Cicely estaba al final del pasillo, con una pistola de calibre pequeño en las manos y las piernas interminables separadas. Parecía saber lo que se hacía.

Levanté la 357 y la apunté, aún con la espalda en el suelo. La explosión de sonido me ensordeció, y el retroceso me lanzó el brazo hacia arriba. Tuve que hacer un esfuerzo considerable para evitar que se me cayera el arma. Si hubiera tenido que disparar por segunda vez, no habría tenido tiempo. Pero no hizo falta.

Cicely se había desmoronado en mitad del pasillo, con la parte delantera de la blusa pringada de sangre. Estaba inmóvil, pero eso no significaba nada. Seguía agarrando la pistola firmemente, aunque con una sola mano.
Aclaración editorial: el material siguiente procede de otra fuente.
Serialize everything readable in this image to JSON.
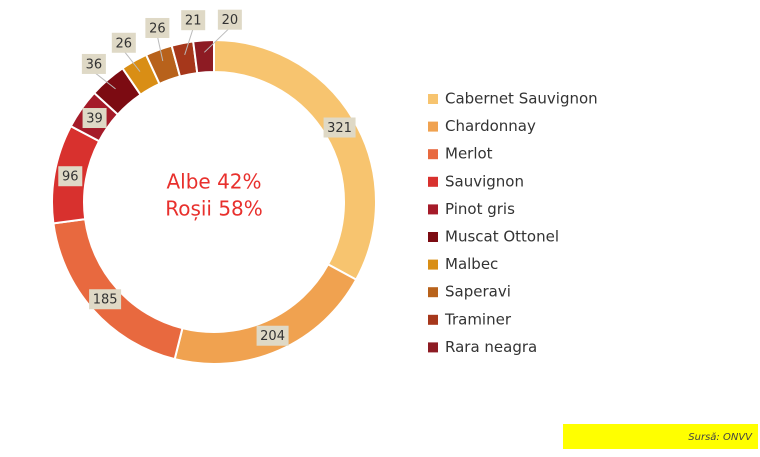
{
  "chart_data": {
    "type": "donut",
    "categories": [
      "Cabernet Sauvignon",
      "Chardonnay",
      "Merlot",
      "Sauvignon",
      "Pinot gris",
      "Muscat Ottonel",
      "Malbec",
      "Saperavi",
      "Traminer",
      "Rara neagra"
    ],
    "values": [
      321,
      204,
      185,
      96,
      39,
      36,
      26,
      26,
      21,
      20
    ],
    "colors": [
      "#f7c46f",
      "#f0a250",
      "#e8693f",
      "#d8312e",
      "#a51b29",
      "#7c0b12",
      "#d98e15",
      "#b8621b",
      "#a6371b",
      "#8d1b23"
    ],
    "center_labels": [
      "Albe 42%",
      "Roșii 58%"
    ],
    "source": "Sursă: ONVV"
  }
}
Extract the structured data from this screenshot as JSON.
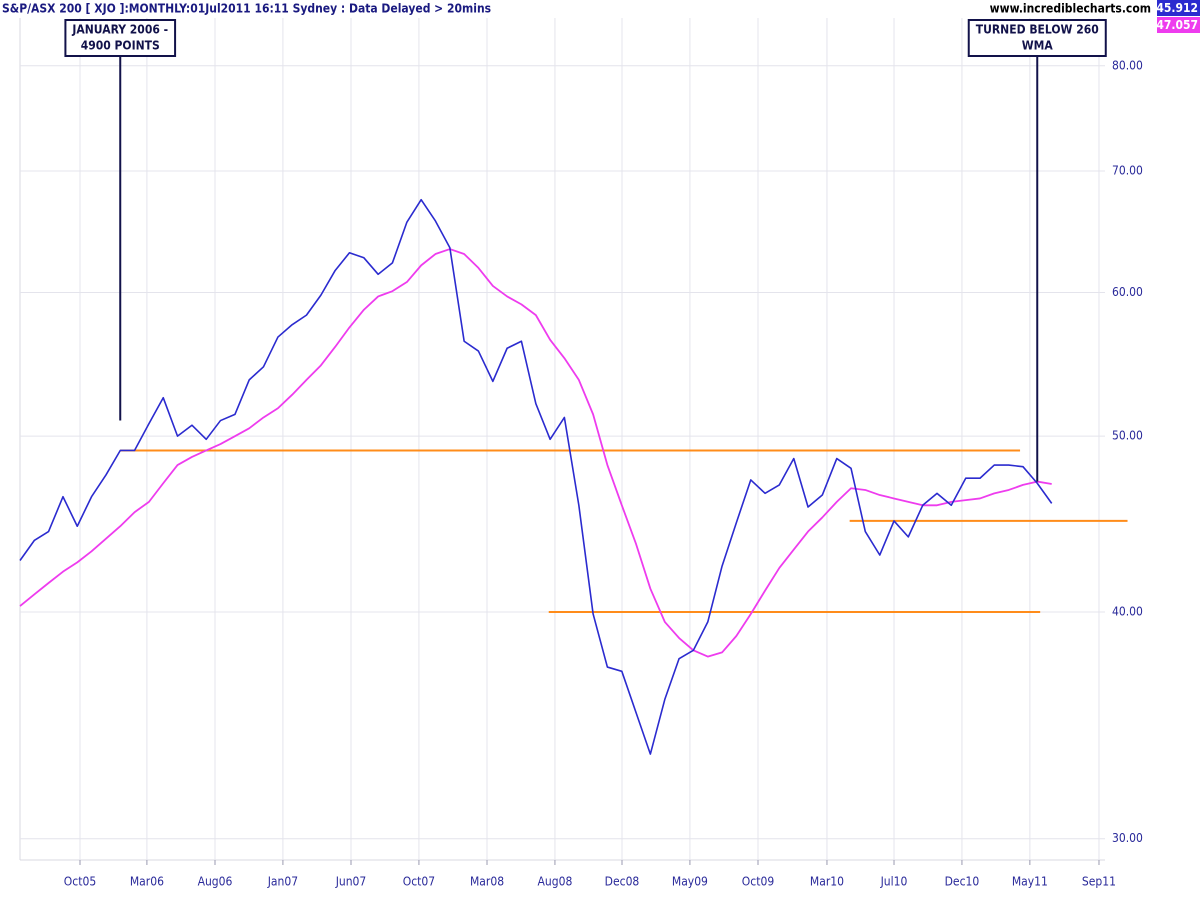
{
  "chart_data": {
    "type": "line",
    "title": "S&P/ASX 200 [ XJO ]:MONTHLY:01Jul2011 16:11 Sydney : Data Delayed > 20mins",
    "source": "www.incrediblecharts.com",
    "log_scale": true,
    "grid": true,
    "x": [
      2005.417,
      2005.5,
      2005.583,
      2005.667,
      2005.75,
      2005.833,
      2005.917,
      2006.0,
      2006.083,
      2006.167,
      2006.25,
      2006.333,
      2006.417,
      2006.5,
      2006.583,
      2006.667,
      2006.75,
      2006.833,
      2006.917,
      2007.0,
      2007.083,
      2007.167,
      2007.25,
      2007.333,
      2007.417,
      2007.5,
      2007.583,
      2007.667,
      2007.75,
      2007.833,
      2007.917,
      2008.0,
      2008.083,
      2008.167,
      2008.25,
      2008.333,
      2008.417,
      2008.5,
      2008.583,
      2008.667,
      2008.75,
      2008.833,
      2008.917,
      2009.0,
      2009.083,
      2009.167,
      2009.25,
      2009.333,
      2009.417,
      2009.5,
      2009.583,
      2009.667,
      2009.75,
      2009.833,
      2009.917,
      2010.0,
      2010.083,
      2010.167,
      2010.25,
      2010.333,
      2010.417,
      2010.5,
      2010.583,
      2010.667,
      2010.75,
      2010.833,
      2010.917,
      2011.0,
      2011.083,
      2011.167,
      2011.25,
      2011.333,
      2011.417
    ],
    "series": [
      {
        "color": "#2b2bcf",
        "values": [
          42.7,
          43.8,
          44.3,
          46.3,
          44.6,
          46.3,
          47.6,
          49.1,
          49.1,
          50.8,
          52.5,
          50.0,
          50.7,
          49.8,
          51.0,
          51.4,
          53.7,
          54.6,
          56.7,
          57.6,
          58.3,
          59.8,
          61.7,
          63.1,
          62.7,
          61.4,
          62.3,
          65.6,
          67.5,
          65.7,
          63.5,
          56.4,
          55.7,
          53.6,
          55.9,
          56.4,
          52.1,
          49.8,
          51.2,
          45.8,
          39.9,
          37.3,
          37.1,
          35.2,
          33.4,
          35.8,
          37.7,
          38.1,
          39.5,
          42.4,
          44.8,
          47.3,
          46.5,
          47.0,
          48.6,
          45.7,
          46.4,
          48.6,
          48.0,
          44.3,
          43.0,
          44.9,
          44.0,
          45.8,
          46.5,
          45.8,
          47.4,
          47.4,
          48.2,
          48.2,
          48.1,
          47.1,
          45.912
        ]
      },
      {
        "color": "#ee3cee",
        "values": [
          40.3,
          40.9,
          41.5,
          42.1,
          42.6,
          43.2,
          43.9,
          44.6,
          45.4,
          46.0,
          47.1,
          48.2,
          48.7,
          49.1,
          49.5,
          50.0,
          50.5,
          51.2,
          51.8,
          52.7,
          53.7,
          54.7,
          56.0,
          57.4,
          58.7,
          59.7,
          60.1,
          60.8,
          62.1,
          63.0,
          63.4,
          63.0,
          61.9,
          60.5,
          59.7,
          59.1,
          58.3,
          56.5,
          55.2,
          53.7,
          51.4,
          48.2,
          45.8,
          43.6,
          41.2,
          39.5,
          38.7,
          38.1,
          37.8,
          38.0,
          38.8,
          39.9,
          41.1,
          42.3,
          43.3,
          44.3,
          45.1,
          46.0,
          46.8,
          46.7,
          46.4,
          46.2,
          46.0,
          45.8,
          45.8,
          46.0,
          46.1,
          46.2,
          46.5,
          46.7,
          47.0,
          47.2,
          47.057
        ]
      }
    ],
    "levels_color": "#ff8c1a",
    "levels": [
      {
        "y": 49.1,
        "x": [
          2006.0,
          2011.233
        ]
      },
      {
        "y": 40.0,
        "x": [
          2008.492,
          2011.35
        ]
      },
      {
        "y": 44.9,
        "x": [
          2010.242,
          2011.858
        ]
      }
    ],
    "annotations": [
      {
        "text": [
          "JANUARY 2006 -",
          "4900 POINTS"
        ],
        "x": 2006.0,
        "y": 51.0
      },
      {
        "text": [
          "TURNED BELOW 260",
          "WMA"
        ],
        "x": 2011.333,
        "y": 47.2
      }
    ],
    "xlim": [
      2005.417,
      2011.727
    ],
    "ylim": [
      29.2,
      85
    ],
    "xticks": [
      {
        "value": 2005.766,
        "label": "Oct05"
      },
      {
        "value": 2006.155,
        "label": "Mar06"
      },
      {
        "value": 2006.551,
        "label": "Aug06"
      },
      {
        "value": 2006.946,
        "label": "Jan07"
      },
      {
        "value": 2007.342,
        "label": "Jun07"
      },
      {
        "value": 2007.737,
        "label": "Oct07"
      },
      {
        "value": 2008.133,
        "label": "Mar08"
      },
      {
        "value": 2008.528,
        "label": "Aug08"
      },
      {
        "value": 2008.918,
        "label": "Dec08"
      },
      {
        "value": 2009.313,
        "label": "May09"
      },
      {
        "value": 2009.709,
        "label": "Oct09"
      },
      {
        "value": 2010.11,
        "label": "Mar10"
      },
      {
        "value": 2010.5,
        "label": "Jul10"
      },
      {
        "value": 2010.895,
        "label": "Dec10"
      },
      {
        "value": 2011.29,
        "label": "May11"
      },
      {
        "value": 2011.692,
        "label": "Sep11"
      }
    ],
    "yticks": [
      {
        "value": 30,
        "label": "30.00"
      },
      {
        "value": 40,
        "label": "40.00"
      },
      {
        "value": 50,
        "label": "50.00"
      },
      {
        "value": 60,
        "label": "60.00"
      },
      {
        "value": 70,
        "label": "70.00"
      },
      {
        "value": 80,
        "label": "80.00"
      }
    ]
  }
}
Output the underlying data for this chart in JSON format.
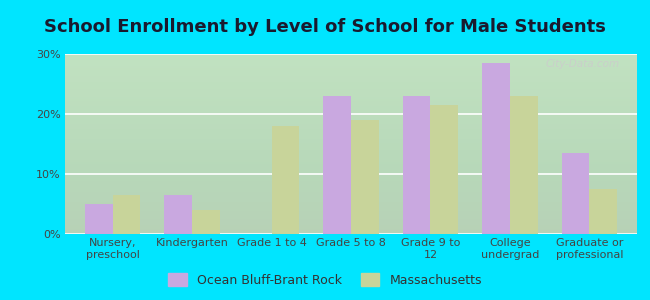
{
  "title": "School Enrollment by Level of School for Male Students",
  "categories": [
    "Nursery,\npreschool",
    "Kindergarten",
    "Grade 1 to 4",
    "Grade 5 to 8",
    "Grade 9 to\n12",
    "College\nundergrad",
    "Graduate or\nprofessional"
  ],
  "ocean_bluff": [
    5.0,
    6.5,
    0.0,
    23.0,
    23.0,
    28.5,
    13.5
  ],
  "massachusetts": [
    6.5,
    4.0,
    18.0,
    19.0,
    21.5,
    23.0,
    7.5
  ],
  "color_ocean": "#c9a8e0",
  "color_mass": "#c8d49a",
  "color_bg_outer": "#00e5ff",
  "color_plot_bg": "#e8f5e0",
  "ylim": [
    0,
    30
  ],
  "yticks": [
    0,
    10,
    20,
    30
  ],
  "ytick_labels": [
    "0%",
    "10%",
    "20%",
    "30%"
  ],
  "legend_label_ocean": "Ocean Bluff-Brant Rock",
  "legend_label_mass": "Massachusetts",
  "title_fontsize": 13,
  "tick_fontsize": 8,
  "legend_fontsize": 9,
  "title_color": "#1a1a2e"
}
Quizá estuviera haciéndose la muerta, dispuesta a pegarme un tiro en cuanto empezáramos a alejarnos. Tenía que asegurarme.

– ¿Puedes quitarte de encima?

Wanda no dijo nada, pero se incorporó y conseguí verme el brazo. Aún lo tenía en su sitio. Bien. Estaba sangrando, y la insensibilidad cedía el paso a una punzada de dolor intenso. Me gustaba más cuando no notaba nada.

Hice lo posible por no prestarle atención mientras me levantaba y caminaba hacia Cicely, apuntándola con la Magnum y dispuesta a volver a disparar al menor movimiento. La minifalda se le había subido, mostrando un liguero negro y unas bragas a juego. Pobre, qué postura más indigna.

Me incliné sobre ella para examinarla y vi que no podría moverse, al menos por sí misma: tenía la blusa de seda empapada de sangre, y un agujero por el que podría meter el puño en mitad del pecho. Estaba muy, muy muerta.

Por si acaso, aparté la pistola del 22 de una patada; cuando hay vudú de por medio, nunca se sabe. He visto levantarse a gente con heridas peores. Pero Cicely siguió tumbada en su charco de sangre.

Había tenido suerte de que le gustaran las pistolas para nenas; si me hubiera disparado con un arma de más calibre, me habría arrancado el brazo. Me guardé su pistola en la parte delantera de los pantalones, porque no sabía qué otra cosa hacer con ella, pero antes le puse el seguro.

Era la primera vez que me pegaban un tiro. Me habían mordido, apuñalado, golpeado y quemado, pero no me habían disparado hasta entonces. Lo que me asustaba era que no podía saber hasta qué punto sería grave. Volví con Wanda, que estaba muy pálida y con los ojos marrones muy abiertos.

– ¿Está muerta? -me preguntó. Asentí-. Te sale mucha sangre. -Se arrancó un jirón de la falda-. Será mejor que te haga un torniquete.

Me arrodillé para que Wanda me anudara la tira de tela multicolor por encima de la herida. Antes me limpió la sangre con otro trozo de falda, y vi que no tenía tan mala pinta. Si no fuera por lo que sangraba, parecería un arañazo.